Pandemia, ne usciremo peggiori

Questa estate verrà ricordata per il clima instabile che ha segnato i mesi di giugno e luglio, ma anche per l’odiosa gigantesca onda di parole provocata periodicamente da opinionisti incontenibili e presenti in ogni dove. Un fiume in piena che travolge ogni cosa.

Dal maroso di vocaboli, sovente accompagnato da toni perentori frutto di certezze assolute, si sono salvati solamente coloro che non possiedono un televisore e chi sintonizza la propria radio su canali musicali non interrotti dall’informazione, mentre per tutti gli altri è interdetto qualsiasi riparo da opinion leader e star del web.

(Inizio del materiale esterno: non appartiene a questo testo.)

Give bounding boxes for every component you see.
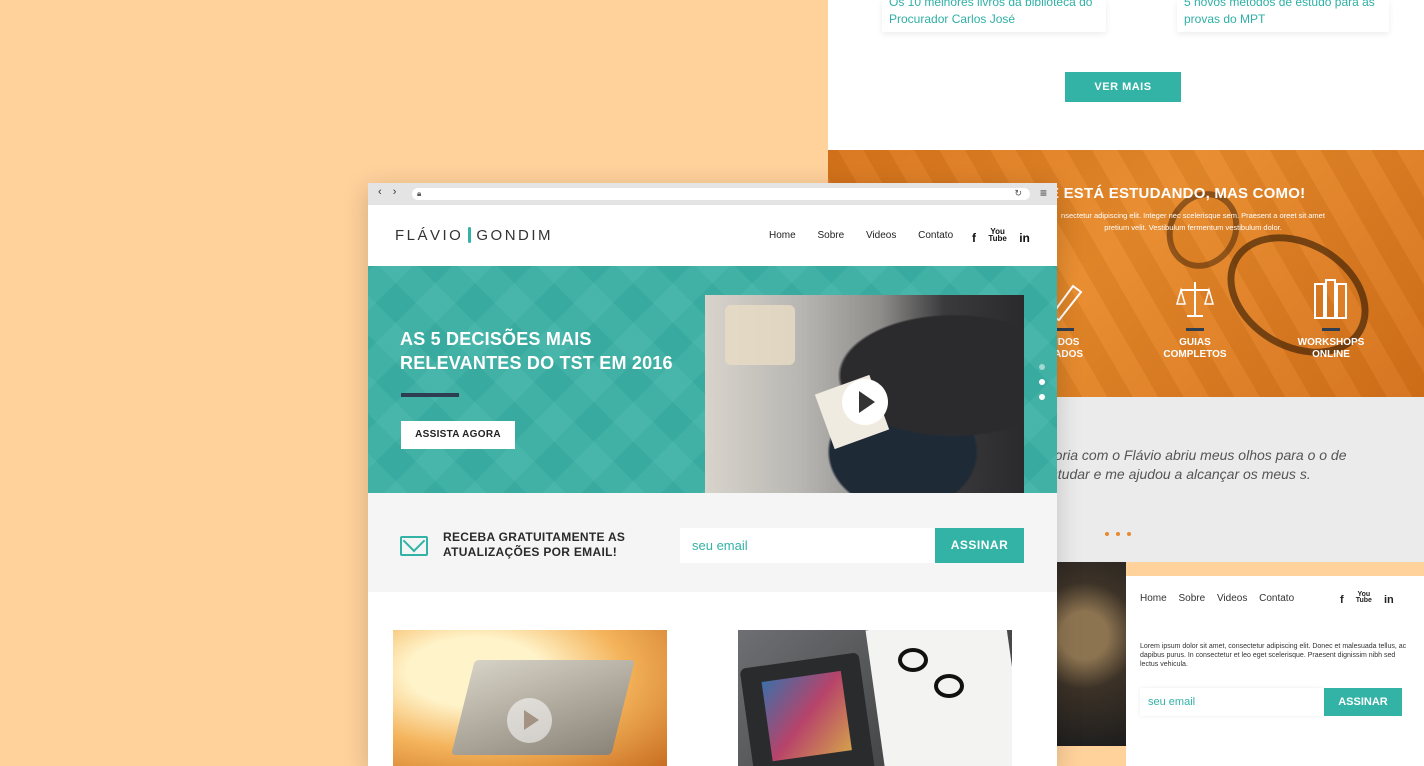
facebook-icon[interactable]: f bbox=[972, 231, 976, 245]
books-icon bbox=[1314, 279, 1347, 319]
pagination-dot[interactable] bbox=[1116, 532, 1120, 536]
footer-description: Lorem ipsum dolor sit amet, consectetur … bbox=[1140, 643, 1407, 668]
footer-social: f You Tube in bbox=[1340, 591, 1403, 606]
main-nav: Home Sobre Videos Contato bbox=[769, 230, 972, 241]
newsletter-text: RECEBA GRATUITAMENTE AS ATUALIZAÇÕES POR… bbox=[443, 530, 626, 559]
feature-divider bbox=[1186, 328, 1204, 331]
nav-sobre[interactable]: Sobre bbox=[817, 230, 844, 241]
footer-nav-sobre[interactable]: Sobre bbox=[1178, 593, 1205, 604]
logo-last-name: GONDIM bbox=[476, 227, 554, 244]
glasses-decoration bbox=[934, 674, 964, 698]
footer-nav-home[interactable]: Home bbox=[1140, 593, 1167, 604]
feature-item: WORKSHOPS ONLINE bbox=[1286, 278, 1376, 361]
footer-nav-videos[interactable]: Videos bbox=[1217, 593, 1247, 604]
slider-dot[interactable] bbox=[1039, 364, 1045, 370]
article-thumbnail[interactable] bbox=[738, 630, 1012, 766]
section-title: CÊ ESTÁ ESTUDANDO, MAS COMO! bbox=[1038, 185, 1306, 202]
browser-window: ‹ › 🔒︎ ↻ ≡ FLÁVIO GONDIM Home Sobre Video… bbox=[368, 183, 1057, 766]
facebook-icon[interactable]: f bbox=[1340, 594, 1344, 606]
menu-icon[interactable]: ≡ bbox=[1040, 187, 1047, 199]
youtube-icon[interactable]: You Tube bbox=[988, 228, 1007, 243]
site-logo[interactable]: FLÁVIO GONDIM bbox=[395, 227, 553, 244]
play-icon[interactable] bbox=[507, 698, 552, 743]
article-card[interactable]: Os 10 melhores livros da biblioteca do P… bbox=[882, 0, 1106, 32]
paper-decoration bbox=[865, 630, 1012, 766]
linkedin-icon[interactable]: in bbox=[1019, 231, 1030, 245]
nav-home[interactable]: Home bbox=[769, 230, 796, 241]
pagination-dot[interactable] bbox=[1127, 532, 1131, 536]
newsletter-subscribe-button[interactable]: ASSINAR bbox=[935, 528, 1024, 563]
newsletter-email-input[interactable] bbox=[680, 528, 935, 563]
laptop-decoration bbox=[739, 652, 877, 766]
reload-icon[interactable]: ↻ bbox=[1014, 188, 1022, 199]
ver-mais-button[interactable]: VER MAIS bbox=[1065, 72, 1181, 102]
feature-divider bbox=[1322, 328, 1340, 331]
hero-video[interactable] bbox=[705, 295, 1024, 507]
play-icon[interactable] bbox=[842, 379, 888, 425]
video-thumbnail[interactable] bbox=[393, 630, 667, 766]
hero-divider bbox=[401, 393, 459, 397]
assista-agora-button[interactable]: ASSISTA AGORA bbox=[401, 421, 515, 449]
footer-preview: Home Sobre Videos Contato f You Tube in … bbox=[1126, 576, 1424, 766]
newsletter-section: RECEBA GRATUITAMENTE AS ATUALIZAÇÕES POR… bbox=[368, 493, 1057, 592]
footer-subscribe-button[interactable]: ASSINAR bbox=[1324, 688, 1402, 716]
leaf-icon bbox=[468, 227, 472, 243]
linkedin-icon[interactable]: in bbox=[1384, 594, 1394, 606]
hero-title: AS 5 DECISÕES MAIS RELEVANTES DO TST EM … bbox=[400, 329, 673, 373]
slider-dot[interactable] bbox=[1039, 394, 1045, 400]
footer-nav-contato[interactable]: Contato bbox=[1259, 593, 1294, 604]
site-header: FLÁVIO GONDIM Home Sobre Videos Contato f… bbox=[368, 205, 1057, 266]
footer-nav: Home Sobre Videos Contato bbox=[1140, 593, 1303, 604]
footer-email-input[interactable] bbox=[1140, 688, 1324, 716]
articles-section: Os 10 melhores livros da biblioteca do P… bbox=[828, 0, 1424, 150]
nav-videos[interactable]: Videos bbox=[866, 230, 896, 241]
nav-contato[interactable]: Contato bbox=[918, 230, 953, 241]
testimonial-pagination bbox=[1105, 532, 1138, 536]
mail-icon bbox=[400, 536, 428, 556]
glasses-decoration bbox=[898, 648, 928, 672]
feature-label: GUIAS COMPLETOS bbox=[1163, 337, 1227, 360]
laptop-screen bbox=[761, 670, 852, 762]
section-description: nsectetur adipiscing elit. Integer nec s… bbox=[1061, 211, 1325, 232]
social-links: f You Tube in bbox=[972, 228, 1039, 246]
slider-pagination bbox=[1039, 364, 1045, 409]
footer-photo bbox=[1056, 562, 1126, 746]
feature-label: WORKSHOPS ONLINE bbox=[1297, 337, 1365, 360]
pagination-dot[interactable] bbox=[1105, 532, 1109, 536]
hero-banner: AS 5 DECISÕES MAIS RELEVANTES DO TST EM … bbox=[368, 266, 1057, 507]
article-card-title[interactable]: Os 10 melhores livros da biblioteca do P… bbox=[889, 0, 1106, 28]
back-forward-icon[interactable]: ‹ › bbox=[378, 186, 400, 198]
youtube-icon[interactable]: You Tube bbox=[1356, 591, 1372, 604]
feature-item: GUIAS COMPLETOS bbox=[1150, 278, 1240, 361]
browser-chrome: ‹ › 🔒︎ ↻ ≡ bbox=[368, 183, 1057, 205]
slider-dot[interactable] bbox=[1039, 379, 1045, 385]
address-bar[interactable]: 🔒︎ ↻ bbox=[412, 188, 1030, 200]
chair-decoration bbox=[725, 305, 795, 365]
article-card[interactable]: 5 novos métodos de estudo para as provas… bbox=[1177, 0, 1389, 32]
logo-first-name: FLÁVIO bbox=[395, 227, 464, 244]
article-card-title[interactable]: 5 novos métodos de estudo para as provas… bbox=[1184, 0, 1389, 28]
testimonial-quote: ntoria com o Flávio abriu meus olhos par… bbox=[1043, 447, 1347, 482]
scales-icon bbox=[1176, 282, 1214, 317]
lock-icon: 🔒︎ bbox=[417, 189, 422, 198]
feature-divider bbox=[1056, 328, 1074, 331]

“Parole, parole, parole” cantava Mina negli anni ’70. “Soltanto parole” sembra essere diventato il tormentone fastidioso di questi mesi segnati dall’epidemia. Una sorta di propaganda ufficiale ha da tempo tappato la bocca a tutte le dissidenze, facendo ricorso anche ad un martellamento incessante che mira a individuare nuovi untori: capri espiatori su cui far ricadere le tante responsabilità di un sistema dirigenziale sanitario non sempre all’altezza della situazione (le cui azioni nefaste vanno a scapito dei cittadini e ancor più dell’eroico personale da mesi in trincea negli ospedali).

Gli indici accusatori da qualche settimana sono puntati esclusivamente contro alcuni cittadini, non per forza “No vax”, su cui si abbattono spietatamente i dardi di giornalisti, di opinionisti da copertina e di virologhi vari: il Medioevo ha fatto il suo ingresso a sorpresa nell’era moderna. Un’armata di inquisitori e di santoni sacrileghi, funzionali all’esistenza di chi li tortura con lo scopo di screditare i veri antagonisti, si è abbattuta su questa estate già climaticamente difficile.

Le settimane volano mentre i media curano la lista dei buoni e dei cattivi (tra questi ultimi sono finiti pure Cacciari e Freccero, a cui è stato tolto perfino il diritto di replica). Elenchi parziali poiché hanno scordato di inserire tra i primi chi cade vittima di feroci ingiustizie, e tra i secondi coloro che da questa crisi hanno ricevuto ricchezza e fortune varie.

Sono infatti pochi (quasi nessuno) gli ospiti televisivi pronti a spendere una parola in merito ai lavoratori precari ai quali dopo un anno di lavoro spetta un’indennità mensile Naspi non superiore ai 130 euro (equivalente a tre tamponi igienici). Neppure viene ricordato l’esercito di dipendenti a tempo determinato della scuola: madri e padri di famiglia che non sanno cosa accadrà loro tra meno di un mese. Sulla lavagna dei cattivi non vengono annotati i grandi imprenditori determinati a delocalizzare le proprie attività e quindi pronti a licenziare i dipendenti tramite messaggio WhatsApp; neanche vengono riportati i nomi degli speculatori che hanno trassato sulle forniture di camici, mascherine, respiratori per le terapie intensive. Tra i cattivi naturalmente non appaiono i responsabili del saccheggio ambientale subìto incessantemente dal nostro pianeta (probabilmente unico colpevole del diffondersi del virus tra gli umani).

Tante parole per celare importanti silenzi. Nel nostro Paese è possibile riempire le piazze solamente al fine di festeggiare la vittoria della nazionale italiana di calcio agli Europei. Occorre ostacolare il dilagare del conflitto sociale, e a tal fine i commentatori possono inneggiare alla festa non prestando attenzione alcuna al contagio di massa che inevitabilmente da lì a poco si sarebbero manifestato. Nei giorni in cui si tifava per l’Italia non si cercavano untori perché era prioritario dispensare “panem et circenses”, come da antica tradizione nei tempi di crisi politica.

Molti sostenevano come fosse probabile che da questa epidemia risorgesse un Paese migliore, e addirittura noi stessi saremmo stati segnati da questi drammatici mesi a tal punto da riscoprire la solidarietà comunitaria e la sanità pubblica (anziché quella privata vantata citando a sproposito il famoso “modello lombardo”). Mai previsione fu più errata. L’epidemia ci ha resi maggiormente egoisti e spaventati, sino a perdere quel poco di capacità critica che ancora eravamo capaci di conservare.

Non ne siamo usciti bene per ora, anzi alcune categorie hanno addirittura subito una metamorfosi negativa: media e politica, aizzando i cittadini gli uni contro gli altri, stanno dimostrando ampiamente come 17 mesi di emergenza sanitaria possano annientare collettività e confronto democratico.